Phylogenetic relationships between Archaea and Bacteria inferred from comparisons of 16S rRNA genes. The tree topology and branch lengths (log likelihood = −6573.00) were obtained by the maximum-likelihood method with the HKY model with a discrete gamma-invariant-site model with an alpha shape parameter (α) of 0.48, a proportion of invariant sites of 0.20, and a transition/transversion ratio of 1.54 (parameters were obtained by maximum-likelihood optimization).
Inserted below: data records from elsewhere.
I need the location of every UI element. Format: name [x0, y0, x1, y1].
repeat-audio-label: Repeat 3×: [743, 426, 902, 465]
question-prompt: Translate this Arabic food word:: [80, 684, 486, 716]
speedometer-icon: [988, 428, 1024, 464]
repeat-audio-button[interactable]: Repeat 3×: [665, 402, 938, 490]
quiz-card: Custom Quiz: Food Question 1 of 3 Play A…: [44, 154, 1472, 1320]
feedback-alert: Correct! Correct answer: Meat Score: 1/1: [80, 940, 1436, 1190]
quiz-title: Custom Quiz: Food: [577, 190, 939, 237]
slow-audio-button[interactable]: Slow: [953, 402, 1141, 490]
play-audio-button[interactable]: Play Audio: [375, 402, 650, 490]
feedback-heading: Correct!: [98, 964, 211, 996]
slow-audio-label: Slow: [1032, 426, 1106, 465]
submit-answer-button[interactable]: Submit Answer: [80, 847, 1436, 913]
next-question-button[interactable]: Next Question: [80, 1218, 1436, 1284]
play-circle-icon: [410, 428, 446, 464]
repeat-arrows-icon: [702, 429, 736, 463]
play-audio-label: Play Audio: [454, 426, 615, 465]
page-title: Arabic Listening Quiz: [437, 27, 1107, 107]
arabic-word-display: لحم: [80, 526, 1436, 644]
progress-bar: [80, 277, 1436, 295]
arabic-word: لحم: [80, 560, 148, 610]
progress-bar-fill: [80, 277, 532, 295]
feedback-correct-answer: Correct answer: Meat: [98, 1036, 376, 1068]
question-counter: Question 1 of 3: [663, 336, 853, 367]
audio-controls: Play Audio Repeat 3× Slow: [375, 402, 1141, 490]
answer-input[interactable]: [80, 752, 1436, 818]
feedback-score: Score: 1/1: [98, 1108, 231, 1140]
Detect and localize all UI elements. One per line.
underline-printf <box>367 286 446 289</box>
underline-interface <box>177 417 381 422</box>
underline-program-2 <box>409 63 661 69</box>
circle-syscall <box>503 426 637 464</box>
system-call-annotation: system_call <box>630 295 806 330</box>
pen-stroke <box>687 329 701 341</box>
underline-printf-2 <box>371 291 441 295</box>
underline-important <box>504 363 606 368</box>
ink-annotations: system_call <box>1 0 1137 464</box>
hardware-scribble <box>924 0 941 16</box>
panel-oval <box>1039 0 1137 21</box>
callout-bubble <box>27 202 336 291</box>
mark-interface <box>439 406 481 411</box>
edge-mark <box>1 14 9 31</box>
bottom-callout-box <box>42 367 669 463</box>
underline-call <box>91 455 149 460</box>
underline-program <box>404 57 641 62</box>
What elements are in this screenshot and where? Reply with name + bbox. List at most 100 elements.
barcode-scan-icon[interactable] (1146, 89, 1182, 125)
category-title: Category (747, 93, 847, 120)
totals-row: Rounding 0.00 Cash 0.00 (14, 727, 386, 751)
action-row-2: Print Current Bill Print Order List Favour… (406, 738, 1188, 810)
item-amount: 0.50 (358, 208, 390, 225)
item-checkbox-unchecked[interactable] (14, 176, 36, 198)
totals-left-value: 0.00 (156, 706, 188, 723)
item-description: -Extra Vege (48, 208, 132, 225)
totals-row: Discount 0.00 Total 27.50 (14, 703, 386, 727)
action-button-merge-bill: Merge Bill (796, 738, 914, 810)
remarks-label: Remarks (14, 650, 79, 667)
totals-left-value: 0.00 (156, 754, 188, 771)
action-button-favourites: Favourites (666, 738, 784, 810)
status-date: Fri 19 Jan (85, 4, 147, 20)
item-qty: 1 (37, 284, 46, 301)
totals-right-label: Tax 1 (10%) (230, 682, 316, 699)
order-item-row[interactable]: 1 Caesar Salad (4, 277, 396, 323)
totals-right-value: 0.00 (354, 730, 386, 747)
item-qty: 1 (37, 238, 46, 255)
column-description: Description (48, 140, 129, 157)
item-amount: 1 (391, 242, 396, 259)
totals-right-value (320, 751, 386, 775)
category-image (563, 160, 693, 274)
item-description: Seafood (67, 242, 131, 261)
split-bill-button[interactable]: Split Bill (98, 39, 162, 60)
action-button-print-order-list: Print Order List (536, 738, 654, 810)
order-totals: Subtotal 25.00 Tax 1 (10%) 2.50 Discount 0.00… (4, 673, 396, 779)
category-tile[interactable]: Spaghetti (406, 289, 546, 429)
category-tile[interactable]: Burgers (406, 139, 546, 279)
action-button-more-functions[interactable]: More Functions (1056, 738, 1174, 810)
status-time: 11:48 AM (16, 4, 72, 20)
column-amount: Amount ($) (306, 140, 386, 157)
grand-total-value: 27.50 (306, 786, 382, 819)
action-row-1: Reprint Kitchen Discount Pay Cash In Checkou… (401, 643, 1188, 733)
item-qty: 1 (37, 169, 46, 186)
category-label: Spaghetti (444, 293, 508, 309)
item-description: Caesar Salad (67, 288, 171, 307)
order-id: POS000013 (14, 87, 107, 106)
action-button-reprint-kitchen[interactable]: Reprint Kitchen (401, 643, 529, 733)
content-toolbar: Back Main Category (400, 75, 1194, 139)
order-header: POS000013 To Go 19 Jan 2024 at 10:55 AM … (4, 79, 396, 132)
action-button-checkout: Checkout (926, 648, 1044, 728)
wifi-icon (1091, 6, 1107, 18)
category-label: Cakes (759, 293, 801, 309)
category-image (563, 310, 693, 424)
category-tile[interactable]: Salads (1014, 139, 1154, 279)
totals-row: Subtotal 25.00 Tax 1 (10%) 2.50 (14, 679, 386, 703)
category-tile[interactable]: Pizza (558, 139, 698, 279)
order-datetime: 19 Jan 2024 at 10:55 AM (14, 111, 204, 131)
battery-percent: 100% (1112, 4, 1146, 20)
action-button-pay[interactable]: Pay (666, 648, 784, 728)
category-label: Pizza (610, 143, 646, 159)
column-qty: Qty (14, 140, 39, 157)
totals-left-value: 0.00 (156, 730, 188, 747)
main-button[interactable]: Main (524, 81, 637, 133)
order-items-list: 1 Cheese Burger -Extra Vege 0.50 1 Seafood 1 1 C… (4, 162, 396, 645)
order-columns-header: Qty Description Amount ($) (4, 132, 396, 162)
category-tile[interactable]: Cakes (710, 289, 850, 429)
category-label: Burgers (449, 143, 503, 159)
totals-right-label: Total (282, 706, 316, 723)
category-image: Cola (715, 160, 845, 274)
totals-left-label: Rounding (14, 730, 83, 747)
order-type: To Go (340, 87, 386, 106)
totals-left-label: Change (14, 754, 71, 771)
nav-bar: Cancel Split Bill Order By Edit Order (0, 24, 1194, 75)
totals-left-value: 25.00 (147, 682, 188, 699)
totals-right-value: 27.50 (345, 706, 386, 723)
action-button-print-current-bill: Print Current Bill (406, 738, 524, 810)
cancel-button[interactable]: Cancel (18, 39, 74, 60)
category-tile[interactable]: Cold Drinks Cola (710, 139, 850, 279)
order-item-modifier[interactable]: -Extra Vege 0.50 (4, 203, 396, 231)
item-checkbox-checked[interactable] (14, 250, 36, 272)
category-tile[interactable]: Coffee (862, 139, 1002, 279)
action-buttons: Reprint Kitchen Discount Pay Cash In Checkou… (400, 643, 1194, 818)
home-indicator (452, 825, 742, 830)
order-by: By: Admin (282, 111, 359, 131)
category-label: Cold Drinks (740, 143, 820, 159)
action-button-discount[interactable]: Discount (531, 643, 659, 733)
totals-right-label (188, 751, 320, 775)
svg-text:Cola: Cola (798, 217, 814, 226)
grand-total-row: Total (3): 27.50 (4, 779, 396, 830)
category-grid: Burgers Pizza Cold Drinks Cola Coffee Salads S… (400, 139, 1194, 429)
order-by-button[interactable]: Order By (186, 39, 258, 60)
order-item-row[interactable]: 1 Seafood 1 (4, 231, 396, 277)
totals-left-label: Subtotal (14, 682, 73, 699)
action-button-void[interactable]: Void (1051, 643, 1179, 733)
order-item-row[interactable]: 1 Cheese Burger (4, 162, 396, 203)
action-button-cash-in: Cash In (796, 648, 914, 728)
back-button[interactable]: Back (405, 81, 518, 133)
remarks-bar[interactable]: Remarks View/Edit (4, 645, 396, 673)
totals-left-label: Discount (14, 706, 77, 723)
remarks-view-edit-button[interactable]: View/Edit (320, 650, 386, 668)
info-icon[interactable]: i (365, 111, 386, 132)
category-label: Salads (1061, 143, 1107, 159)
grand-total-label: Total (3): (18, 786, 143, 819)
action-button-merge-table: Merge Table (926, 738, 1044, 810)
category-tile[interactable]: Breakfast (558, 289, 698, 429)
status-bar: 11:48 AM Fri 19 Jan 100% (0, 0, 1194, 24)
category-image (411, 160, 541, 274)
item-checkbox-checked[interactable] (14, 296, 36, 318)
Bootstrap values are shown in boxes with arrows indicating the relevant branch. Bootstrap values are reported in the order distance/parsimony/likelihood, and asterisks indicate that the branch in question was not recovered in the majority of bootstrap replicates with the phylogenetic method used. The scale bar indicates expected nucleotide substitutions per site per unit of branch length. A section of the branch connecting the Archaea and Bacteria has been removed for ease of presentation. The length of this section is reported in an ellipse on the branch.